A graph came up behind him.
"We estimate that each site will generate in excess of two billion dollars a year, including merchandising. We estimate that total company revenues will exceed one hundred billion dollars annually by the second decade of the coming century. That is one reason for making your commitment to us.
"The other reason is more important. Under the guise of tourism, we are in effect building an intellectual brand name. Such brand names now exist for software, for example. But none exist for history. And yet history is the most powerful intellectual tool society possesses. Let us be clear. History is not a dispassionate record of dead events. Nor is it a playground for scholars to indulge their trivial disputes.
"The purpose of history is to explain the present - to say why the world around us is the way it is.
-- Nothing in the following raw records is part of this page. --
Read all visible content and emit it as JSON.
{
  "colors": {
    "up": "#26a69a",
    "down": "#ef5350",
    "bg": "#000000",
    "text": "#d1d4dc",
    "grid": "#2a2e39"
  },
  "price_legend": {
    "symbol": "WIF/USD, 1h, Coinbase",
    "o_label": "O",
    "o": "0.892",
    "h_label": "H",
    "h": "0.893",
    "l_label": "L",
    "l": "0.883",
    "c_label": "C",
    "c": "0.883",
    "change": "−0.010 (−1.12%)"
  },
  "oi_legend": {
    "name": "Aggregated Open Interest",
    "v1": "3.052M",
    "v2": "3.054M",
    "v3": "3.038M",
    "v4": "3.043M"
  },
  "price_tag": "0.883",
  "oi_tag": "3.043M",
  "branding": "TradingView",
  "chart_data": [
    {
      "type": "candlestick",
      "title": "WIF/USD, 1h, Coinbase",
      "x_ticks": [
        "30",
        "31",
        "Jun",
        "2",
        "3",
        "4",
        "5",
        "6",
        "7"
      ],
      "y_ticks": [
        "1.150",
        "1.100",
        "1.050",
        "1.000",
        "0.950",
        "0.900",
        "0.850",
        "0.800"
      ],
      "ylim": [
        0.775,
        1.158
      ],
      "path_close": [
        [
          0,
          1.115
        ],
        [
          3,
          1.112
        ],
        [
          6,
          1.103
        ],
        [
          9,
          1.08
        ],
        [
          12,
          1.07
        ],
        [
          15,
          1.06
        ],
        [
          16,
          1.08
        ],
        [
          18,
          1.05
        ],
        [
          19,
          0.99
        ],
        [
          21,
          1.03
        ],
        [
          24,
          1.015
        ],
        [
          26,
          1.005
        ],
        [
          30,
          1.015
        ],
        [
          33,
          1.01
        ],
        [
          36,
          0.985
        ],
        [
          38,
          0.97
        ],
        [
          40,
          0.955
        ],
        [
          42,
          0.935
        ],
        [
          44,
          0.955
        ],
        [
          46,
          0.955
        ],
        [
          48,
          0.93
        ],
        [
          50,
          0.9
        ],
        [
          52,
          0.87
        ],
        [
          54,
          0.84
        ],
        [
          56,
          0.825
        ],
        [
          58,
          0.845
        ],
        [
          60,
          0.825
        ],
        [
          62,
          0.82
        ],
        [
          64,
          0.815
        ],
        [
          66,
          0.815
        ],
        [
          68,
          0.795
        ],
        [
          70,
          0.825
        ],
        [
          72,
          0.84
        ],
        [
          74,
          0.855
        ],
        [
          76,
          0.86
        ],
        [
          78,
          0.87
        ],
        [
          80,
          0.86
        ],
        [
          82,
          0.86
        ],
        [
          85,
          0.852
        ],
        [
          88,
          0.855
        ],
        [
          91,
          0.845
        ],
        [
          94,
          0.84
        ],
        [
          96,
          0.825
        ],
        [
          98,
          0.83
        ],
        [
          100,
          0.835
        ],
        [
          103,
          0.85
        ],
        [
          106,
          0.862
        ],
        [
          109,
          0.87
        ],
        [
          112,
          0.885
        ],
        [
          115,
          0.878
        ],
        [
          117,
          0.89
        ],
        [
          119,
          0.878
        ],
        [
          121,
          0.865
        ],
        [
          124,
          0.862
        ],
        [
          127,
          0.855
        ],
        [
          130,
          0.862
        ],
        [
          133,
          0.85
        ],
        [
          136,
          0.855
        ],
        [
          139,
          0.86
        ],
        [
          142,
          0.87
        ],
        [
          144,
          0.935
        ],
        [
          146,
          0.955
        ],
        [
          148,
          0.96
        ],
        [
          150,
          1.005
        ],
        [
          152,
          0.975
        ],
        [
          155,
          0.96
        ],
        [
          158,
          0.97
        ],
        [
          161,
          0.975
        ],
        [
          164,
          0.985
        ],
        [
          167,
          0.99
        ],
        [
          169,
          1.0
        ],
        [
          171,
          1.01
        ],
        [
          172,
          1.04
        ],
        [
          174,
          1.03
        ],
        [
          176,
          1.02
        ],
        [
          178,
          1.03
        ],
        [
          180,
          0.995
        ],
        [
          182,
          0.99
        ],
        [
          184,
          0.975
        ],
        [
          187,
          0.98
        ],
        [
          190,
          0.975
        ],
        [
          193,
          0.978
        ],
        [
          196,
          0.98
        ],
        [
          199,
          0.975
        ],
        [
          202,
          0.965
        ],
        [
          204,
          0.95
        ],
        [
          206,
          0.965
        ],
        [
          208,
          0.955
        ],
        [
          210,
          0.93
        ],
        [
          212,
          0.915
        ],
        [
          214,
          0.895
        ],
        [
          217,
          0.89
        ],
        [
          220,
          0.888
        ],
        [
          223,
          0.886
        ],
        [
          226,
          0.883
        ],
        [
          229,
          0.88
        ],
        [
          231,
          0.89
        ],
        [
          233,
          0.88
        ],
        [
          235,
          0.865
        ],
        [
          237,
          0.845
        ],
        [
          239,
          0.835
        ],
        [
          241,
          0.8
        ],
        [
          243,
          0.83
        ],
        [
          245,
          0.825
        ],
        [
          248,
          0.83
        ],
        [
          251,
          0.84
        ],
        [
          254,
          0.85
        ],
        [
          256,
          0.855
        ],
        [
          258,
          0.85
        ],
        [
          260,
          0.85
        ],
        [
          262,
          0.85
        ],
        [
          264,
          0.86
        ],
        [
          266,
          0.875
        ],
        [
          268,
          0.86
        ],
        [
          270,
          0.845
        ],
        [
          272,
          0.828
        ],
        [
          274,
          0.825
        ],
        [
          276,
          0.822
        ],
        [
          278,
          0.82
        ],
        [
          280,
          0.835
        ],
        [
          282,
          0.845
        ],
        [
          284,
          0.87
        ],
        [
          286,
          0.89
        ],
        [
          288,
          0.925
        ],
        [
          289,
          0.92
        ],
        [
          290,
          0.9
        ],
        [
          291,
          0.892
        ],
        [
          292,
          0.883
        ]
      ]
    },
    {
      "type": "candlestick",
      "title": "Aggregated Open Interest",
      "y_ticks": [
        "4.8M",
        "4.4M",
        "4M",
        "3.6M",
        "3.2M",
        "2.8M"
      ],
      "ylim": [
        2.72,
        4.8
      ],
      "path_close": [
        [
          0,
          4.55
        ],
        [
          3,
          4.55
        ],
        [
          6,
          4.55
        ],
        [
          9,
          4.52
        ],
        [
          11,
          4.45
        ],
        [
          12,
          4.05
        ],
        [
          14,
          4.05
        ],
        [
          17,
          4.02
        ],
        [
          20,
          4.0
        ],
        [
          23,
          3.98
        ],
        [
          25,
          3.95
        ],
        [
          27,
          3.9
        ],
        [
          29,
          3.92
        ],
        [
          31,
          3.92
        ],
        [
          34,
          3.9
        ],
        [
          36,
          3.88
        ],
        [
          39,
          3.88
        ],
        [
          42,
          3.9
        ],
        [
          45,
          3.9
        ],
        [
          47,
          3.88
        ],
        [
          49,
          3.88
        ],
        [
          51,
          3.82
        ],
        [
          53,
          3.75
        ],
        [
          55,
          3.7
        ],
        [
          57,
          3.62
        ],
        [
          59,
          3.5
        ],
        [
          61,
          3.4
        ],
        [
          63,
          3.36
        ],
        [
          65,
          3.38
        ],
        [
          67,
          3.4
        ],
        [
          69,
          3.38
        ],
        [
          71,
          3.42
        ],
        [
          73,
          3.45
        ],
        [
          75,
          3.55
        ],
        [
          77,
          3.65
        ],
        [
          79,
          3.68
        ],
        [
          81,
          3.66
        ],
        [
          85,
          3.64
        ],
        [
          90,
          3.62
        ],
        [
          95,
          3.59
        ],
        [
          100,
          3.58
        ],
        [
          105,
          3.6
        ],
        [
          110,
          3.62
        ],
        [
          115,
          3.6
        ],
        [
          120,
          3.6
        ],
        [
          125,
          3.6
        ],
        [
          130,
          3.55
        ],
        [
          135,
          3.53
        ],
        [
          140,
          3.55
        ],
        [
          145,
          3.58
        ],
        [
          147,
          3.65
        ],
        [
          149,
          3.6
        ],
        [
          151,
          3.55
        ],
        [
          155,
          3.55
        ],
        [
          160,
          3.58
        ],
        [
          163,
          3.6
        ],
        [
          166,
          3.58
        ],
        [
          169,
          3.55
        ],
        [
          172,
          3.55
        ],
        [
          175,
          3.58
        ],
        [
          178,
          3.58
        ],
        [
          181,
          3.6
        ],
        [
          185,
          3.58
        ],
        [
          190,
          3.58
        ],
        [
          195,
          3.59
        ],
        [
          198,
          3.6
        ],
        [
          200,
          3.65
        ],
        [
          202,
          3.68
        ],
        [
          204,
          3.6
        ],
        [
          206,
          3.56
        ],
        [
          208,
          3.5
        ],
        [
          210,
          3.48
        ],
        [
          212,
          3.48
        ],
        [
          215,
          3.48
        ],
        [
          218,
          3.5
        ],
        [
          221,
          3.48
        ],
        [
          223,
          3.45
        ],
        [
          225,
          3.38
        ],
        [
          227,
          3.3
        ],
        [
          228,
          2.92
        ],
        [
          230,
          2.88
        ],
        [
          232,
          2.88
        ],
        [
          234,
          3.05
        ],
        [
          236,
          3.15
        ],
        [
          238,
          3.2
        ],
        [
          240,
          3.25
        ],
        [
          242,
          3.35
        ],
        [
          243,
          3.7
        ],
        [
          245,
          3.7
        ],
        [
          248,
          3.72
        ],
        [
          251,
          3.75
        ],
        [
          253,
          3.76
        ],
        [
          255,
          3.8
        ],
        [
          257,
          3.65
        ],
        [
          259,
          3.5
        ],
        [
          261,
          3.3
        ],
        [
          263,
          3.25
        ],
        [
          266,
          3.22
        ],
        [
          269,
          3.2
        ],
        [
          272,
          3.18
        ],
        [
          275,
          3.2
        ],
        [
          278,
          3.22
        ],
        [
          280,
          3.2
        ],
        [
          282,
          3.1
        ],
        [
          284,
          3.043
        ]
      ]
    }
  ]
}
History tells us what is important in our world, and how it came to be. It tells us why the things we value are the things we should value. And it tells us what is to be ignored, or discarded. That is true power - profound power. The power to define a whole society.
"The future lies in the past - in whoever controls the past. Such control has never before been possible. Now, it is. We at ITC want to assist our clients in the shaping of the world in which we all live and work and consume. And in doing so, I believe we will have your full and wholehearted support."